Just like email, each client could add its own features (as Gmail added tags, then mapped them to IMAP’s folders). But short of getting them standardized into a future version of ActivityPub, they won’t spread across the network.
We’ve got a system to follow folks and share status across networks, one with wide and growing adoption. That’s a start. Even that’s enough to do quite a bit. Buttondown doesn’t support ActivityPub just yet, but we do support sharing your newsletters via Mastodon, and from there to the broader fediverse via Mastodown-powered ActivityPub. It’s a start.
What’s next for ActivityPub, though, will require working through the growing pains. That, and email-style wide adoption, where it becomes something so widely used that software giants wouldn’t think of neglecting the standard.
Buttondown on Mastodon, the ActivityPub-powered network
“RSS won the battle, but lost the war,” commented @factorialboy about how RSS beat Microsoft’s ICE protocol. RSS won the battle for the most popular protocol to syndicate content, but lost the war for the most popular way for people to subscribe to sites. Following news and blogs on social networks, in many ways, became a centralized take on what RSS allowed.

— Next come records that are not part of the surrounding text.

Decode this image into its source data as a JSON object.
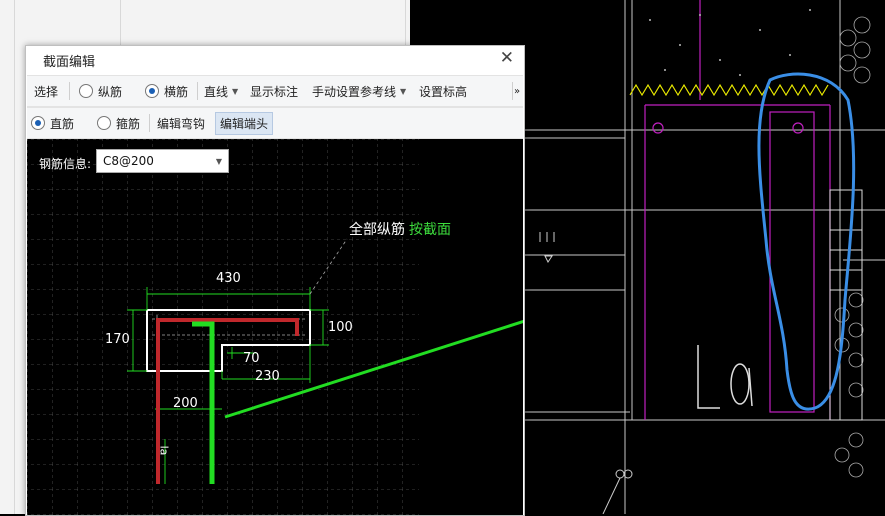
{
  "dialog": {
    "title": "截面编辑",
    "close_icon": "close-icon"
  },
  "toolbar1": {
    "select": "选择",
    "longitudinal": "纵筋",
    "transverse": "横筋",
    "line": "直线",
    "show_dims": "显示标注",
    "manual_ref": "手动设置参考线",
    "set_elevation": "设置标高",
    "more": "»",
    "selected_radio": "transverse"
  },
  "toolbar2": {
    "straight": "直筋",
    "stirrup": "箍筋",
    "edit_hook": "编辑弯钩",
    "edit_end": "编辑端头",
    "selected_radio": "straight"
  },
  "canvas": {
    "rebar_label": "钢筋信息:",
    "rebar_value": "C8@200",
    "annotation": "全部纵筋",
    "annotation_link": "按截面",
    "dims": {
      "width": "430",
      "height_left": "170",
      "height_right": "100",
      "step": "70",
      "offset": "230",
      "bottom": "200",
      "vertical": "la"
    }
  },
  "cad_view": {
    "label": "La"
  },
  "colors": {
    "accent": "#1a5fb4",
    "highlight_green": "#22dd22",
    "rebar_red": "#c0282c",
    "cad_magenta": "#c020c0",
    "annotation_blue": "#3a8ee6"
  }
}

And a similar comment about ActivityPub rings true as well. “ActivityPub isn't the future,” wrote @mfer. “Useful things that are built, brought to market, and meet user needs that may happen to use ActivityPub under the hood are the future.”
If Threads maintains its popularity and Meta continues to support ActivityPub in it, if Mastodon continues to be the most popular self-hostable social network, if Ghost and WordPress and other blogs make ActivityPub the new cool way to subscribe to blog posts instead of email newsletters, then ActivityPub has a bright future indeed. Just as your favorite news app very likely uses RSS in the backend without your knowledge, and their social media posts for new articles are likely automated from an RSS feed, if ActivityPub wins, it’ll win as tech plumbing, invisible and behind-the-scenes to the vast majority of us.
At its best, it would mean it’d start feeling natural to follow and mention folks from one social network on another, that you’d tell people to follow you on name@network without wondering if they’re on the same network, that new social networking apps would support ActivityPub by default, that people would keep showing up and making use of the ActivityPub features developers build out. And that, for social network interoperability, would be a massive win.
After all, as Lemmer-Webber said, “revolutions are run by those who show up, I suppose.”